Spinner und ihre Spielchen.
Crawford fasste unter den Tisch, und Wilder spannte
seine Muskeln an, aber der CIA-Mann zog nur ein kleines
Metallkästchen hervor und legte es auf die abgenutzte Tischplatte.
Dann öffnete er den Deckel, und zum Vorschein kamen mehrere
Gegenstände in einem Schaumstoffbett.
»Peilsender«, erklärte Crawford und tippte auf ein
münzgroßes Teil. Dann berührte er ein Gerät in der Größe einer
Zigarettenschachtel. »Peilgerät, Empfänger.« Er deutete auf zwei
kleinere, weiße Teile. »Zusatzbatterien für das Peilgerät. Sie
sollten sie eigentlich nicht brauchen. Die ganze Sache müsste
innerhalb von vierundzwanzig Stunden erledigt sein.« Er schloss den
Deckel und schob Wilder das Ganze über den Tisch zu.
»Wo soll ich die Wanze anbringen?«, fragte
Wilder.
»An Finnegan natürlich, da Sie ja zu dem Treffen
gehen und nicht wollen, dass wir Sie verkabeln. Ich wollte
ursprünglich, dass Sie sie Nash unterschieben, aber wir brauchten
ihn nur, um uns zu Finnegan zu führen. Und jetzt, wo Sie Finnegan
haben …« Crawford zuckte die Achseln.
Wilder hatte das Gefühl, drei Schritte hinterher zu
sein, und das gefiel ihm gar nicht. »Was spielt Nash bei dem Ganzen
für eine Rolle?«
»Er fliegt Finnegan zu dem Treffen mit
Letsky.«
Wilder schüttelte den Kopf. »Ein ziemlich
komplizierter Plan nur wegen eines Helikopterflugs. Dafür hätte er
doch jeden anheuern können.«
»Oh nein, Finnegan wäscht wirklich Geld mit diesem
Film«, erwiderte Crawford. »Zwei Fliegen mit einer Klappe. Er
braucht für sich selbst auch Geld. Hat Letsky gerade genug bezahlen
können, um ihn sich lange genug vom Hals zu halten, bis er den
Schaden wiedergutgemacht hat. Und dafür braucht Finnegan die
Helikopterszene. Die Gesetzeshüter werden leicht neugierig, wenn
ein Helikopter um Brücken herum- und über den Sumpf fliegt, aber
wenn es zu einer Filmszene gehört, ist das was anderes.«
»Also werden Nash und Finnegan den Vogel nach dem
letzten Stunt heute Abend nehmen und damit irgendwohin zu dem
Treffen mit Letsky fliegen?«
»Richtig.«
»Wozu braucht er Nash?«
»Das ist eine komplizierte Geschichte.«
Ach nein, wirklich? »Warum
nehmen Sie Finnegan nicht einfach heute Nachmittag fest und
quetschen den Treffpunkt aus ihm heraus?«
»Weil Letsky sofort verschwindet, wenn er Wind
davon kriegt. Sie wissen doch, wie riskant solche Geschichten sind.

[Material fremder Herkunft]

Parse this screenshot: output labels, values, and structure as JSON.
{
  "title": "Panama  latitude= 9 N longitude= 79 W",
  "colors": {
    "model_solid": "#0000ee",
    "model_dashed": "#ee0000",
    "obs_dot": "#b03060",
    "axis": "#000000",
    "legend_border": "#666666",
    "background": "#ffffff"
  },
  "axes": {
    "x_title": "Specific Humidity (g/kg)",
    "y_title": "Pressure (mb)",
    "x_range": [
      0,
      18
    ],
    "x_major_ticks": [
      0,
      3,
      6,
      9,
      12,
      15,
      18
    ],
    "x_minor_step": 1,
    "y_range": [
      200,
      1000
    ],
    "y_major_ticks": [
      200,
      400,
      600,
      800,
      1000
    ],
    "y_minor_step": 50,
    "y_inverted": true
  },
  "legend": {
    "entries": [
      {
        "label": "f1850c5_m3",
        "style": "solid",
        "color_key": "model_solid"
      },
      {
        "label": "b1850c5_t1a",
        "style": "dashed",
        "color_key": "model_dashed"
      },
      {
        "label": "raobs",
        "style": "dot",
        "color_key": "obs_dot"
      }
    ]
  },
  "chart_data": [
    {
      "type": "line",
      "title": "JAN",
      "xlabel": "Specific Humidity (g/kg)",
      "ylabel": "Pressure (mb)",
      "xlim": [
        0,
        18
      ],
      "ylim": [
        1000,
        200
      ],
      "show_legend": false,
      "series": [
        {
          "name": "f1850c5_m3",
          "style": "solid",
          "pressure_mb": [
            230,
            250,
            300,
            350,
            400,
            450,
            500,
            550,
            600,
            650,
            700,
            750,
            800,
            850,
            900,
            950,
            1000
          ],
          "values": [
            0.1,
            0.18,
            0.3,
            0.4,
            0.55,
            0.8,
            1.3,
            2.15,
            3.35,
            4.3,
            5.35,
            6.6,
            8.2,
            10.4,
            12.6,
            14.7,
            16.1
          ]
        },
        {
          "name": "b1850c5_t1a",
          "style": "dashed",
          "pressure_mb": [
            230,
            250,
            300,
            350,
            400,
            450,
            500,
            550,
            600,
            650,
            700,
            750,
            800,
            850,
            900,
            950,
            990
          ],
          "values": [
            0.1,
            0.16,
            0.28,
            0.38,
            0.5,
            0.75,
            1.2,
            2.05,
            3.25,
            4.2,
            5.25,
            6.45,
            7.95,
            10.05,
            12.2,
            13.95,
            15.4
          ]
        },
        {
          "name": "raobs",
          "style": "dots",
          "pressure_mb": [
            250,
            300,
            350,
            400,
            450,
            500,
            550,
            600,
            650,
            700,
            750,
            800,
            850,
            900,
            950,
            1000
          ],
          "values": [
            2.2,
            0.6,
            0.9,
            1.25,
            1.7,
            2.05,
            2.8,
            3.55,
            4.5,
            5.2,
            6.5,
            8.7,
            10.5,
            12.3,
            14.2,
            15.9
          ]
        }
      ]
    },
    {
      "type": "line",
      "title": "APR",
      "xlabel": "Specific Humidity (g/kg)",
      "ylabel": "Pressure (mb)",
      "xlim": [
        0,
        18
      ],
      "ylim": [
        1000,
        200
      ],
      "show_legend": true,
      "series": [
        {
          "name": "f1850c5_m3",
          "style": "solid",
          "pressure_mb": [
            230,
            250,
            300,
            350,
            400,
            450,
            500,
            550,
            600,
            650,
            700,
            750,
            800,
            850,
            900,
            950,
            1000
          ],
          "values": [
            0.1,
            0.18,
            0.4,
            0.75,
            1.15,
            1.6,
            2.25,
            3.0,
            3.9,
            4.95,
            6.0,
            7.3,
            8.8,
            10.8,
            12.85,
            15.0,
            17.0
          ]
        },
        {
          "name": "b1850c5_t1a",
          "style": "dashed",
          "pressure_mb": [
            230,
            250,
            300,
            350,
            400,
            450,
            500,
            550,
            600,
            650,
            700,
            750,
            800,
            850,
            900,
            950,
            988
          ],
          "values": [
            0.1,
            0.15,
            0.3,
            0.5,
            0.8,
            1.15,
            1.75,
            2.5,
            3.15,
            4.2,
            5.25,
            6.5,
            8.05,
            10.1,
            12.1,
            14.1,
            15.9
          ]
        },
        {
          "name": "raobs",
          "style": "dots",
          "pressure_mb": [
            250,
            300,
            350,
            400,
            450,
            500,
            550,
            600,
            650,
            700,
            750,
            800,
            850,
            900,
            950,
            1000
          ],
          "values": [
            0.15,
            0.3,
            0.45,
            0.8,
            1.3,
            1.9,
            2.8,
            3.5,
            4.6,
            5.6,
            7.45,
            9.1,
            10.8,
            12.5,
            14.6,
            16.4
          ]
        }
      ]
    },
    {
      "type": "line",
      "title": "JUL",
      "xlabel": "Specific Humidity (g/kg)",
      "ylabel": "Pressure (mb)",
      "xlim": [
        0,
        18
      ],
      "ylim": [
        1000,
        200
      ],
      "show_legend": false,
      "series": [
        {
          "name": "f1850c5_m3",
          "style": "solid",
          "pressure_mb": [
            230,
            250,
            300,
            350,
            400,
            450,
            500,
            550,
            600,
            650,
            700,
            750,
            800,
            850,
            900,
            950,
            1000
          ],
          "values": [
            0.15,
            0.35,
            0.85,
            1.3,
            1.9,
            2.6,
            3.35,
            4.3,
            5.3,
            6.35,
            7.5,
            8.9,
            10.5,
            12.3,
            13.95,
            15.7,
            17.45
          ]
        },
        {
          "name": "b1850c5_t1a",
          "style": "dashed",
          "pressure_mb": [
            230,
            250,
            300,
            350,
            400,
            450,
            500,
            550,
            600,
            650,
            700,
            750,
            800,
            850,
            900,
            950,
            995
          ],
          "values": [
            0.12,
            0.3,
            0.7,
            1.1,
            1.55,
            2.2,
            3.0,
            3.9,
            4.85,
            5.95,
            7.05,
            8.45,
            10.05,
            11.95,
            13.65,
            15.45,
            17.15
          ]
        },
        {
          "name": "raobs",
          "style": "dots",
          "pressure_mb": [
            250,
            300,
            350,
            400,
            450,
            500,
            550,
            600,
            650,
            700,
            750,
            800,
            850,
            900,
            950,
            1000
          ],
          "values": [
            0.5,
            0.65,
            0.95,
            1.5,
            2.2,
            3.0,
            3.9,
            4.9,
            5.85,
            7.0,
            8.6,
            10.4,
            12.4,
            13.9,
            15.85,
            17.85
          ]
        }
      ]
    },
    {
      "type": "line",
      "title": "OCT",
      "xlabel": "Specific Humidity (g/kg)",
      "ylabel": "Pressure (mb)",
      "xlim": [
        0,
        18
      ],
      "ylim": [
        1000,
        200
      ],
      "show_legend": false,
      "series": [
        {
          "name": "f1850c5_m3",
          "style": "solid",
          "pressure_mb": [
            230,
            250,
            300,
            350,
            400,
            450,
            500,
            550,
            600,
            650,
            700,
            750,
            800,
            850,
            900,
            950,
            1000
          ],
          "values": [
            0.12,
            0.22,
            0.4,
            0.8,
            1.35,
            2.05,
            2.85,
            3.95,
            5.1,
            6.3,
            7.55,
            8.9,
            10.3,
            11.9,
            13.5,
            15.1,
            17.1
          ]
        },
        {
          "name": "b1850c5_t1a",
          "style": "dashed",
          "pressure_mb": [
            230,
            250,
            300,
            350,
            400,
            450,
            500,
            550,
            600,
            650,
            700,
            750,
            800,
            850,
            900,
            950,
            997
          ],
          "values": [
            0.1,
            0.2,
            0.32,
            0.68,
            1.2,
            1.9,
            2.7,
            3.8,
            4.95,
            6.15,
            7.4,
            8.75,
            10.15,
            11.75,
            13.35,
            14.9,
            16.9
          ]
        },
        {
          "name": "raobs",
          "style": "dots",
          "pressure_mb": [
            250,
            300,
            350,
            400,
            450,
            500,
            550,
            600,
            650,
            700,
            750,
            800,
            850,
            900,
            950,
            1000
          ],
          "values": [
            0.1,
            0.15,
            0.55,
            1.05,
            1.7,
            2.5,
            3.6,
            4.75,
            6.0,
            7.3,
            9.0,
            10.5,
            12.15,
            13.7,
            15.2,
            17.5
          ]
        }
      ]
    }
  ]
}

Und was ist, wenn das Ausquetschen dann nicht klappt?«
Jeder redet, wenn man das
richtige Druckmittel einsetzt. »Ich finde nicht …«
»Ist mir egal, was Sie finden oder nicht, Wilder«,
versetzte Crawford. »Ich habe Ihnen schon mehr verraten, als Sie
wissen müssen. Der Rest geht Sie nichts an.«
Wilder widerstand dem Impuls, ihm eine in die
Fresse zu hauen. Das würde ihm wahrscheinlich in seiner Beurteilung
einen weiteren Eintrag in der Rubrik PROBLEME IM UMGANG MIT
VORGESETZTEN einbringen. Obwohl sie vielleicht Verständnis hätten,
wenn er ihnen Crawford zeigen würde.
»Haben Sie mich verstanden, Captain Wilder?«
»Dieser ganze Scheiß geht mich nichts an«,
bestätigte Wilder, stand auf und ging.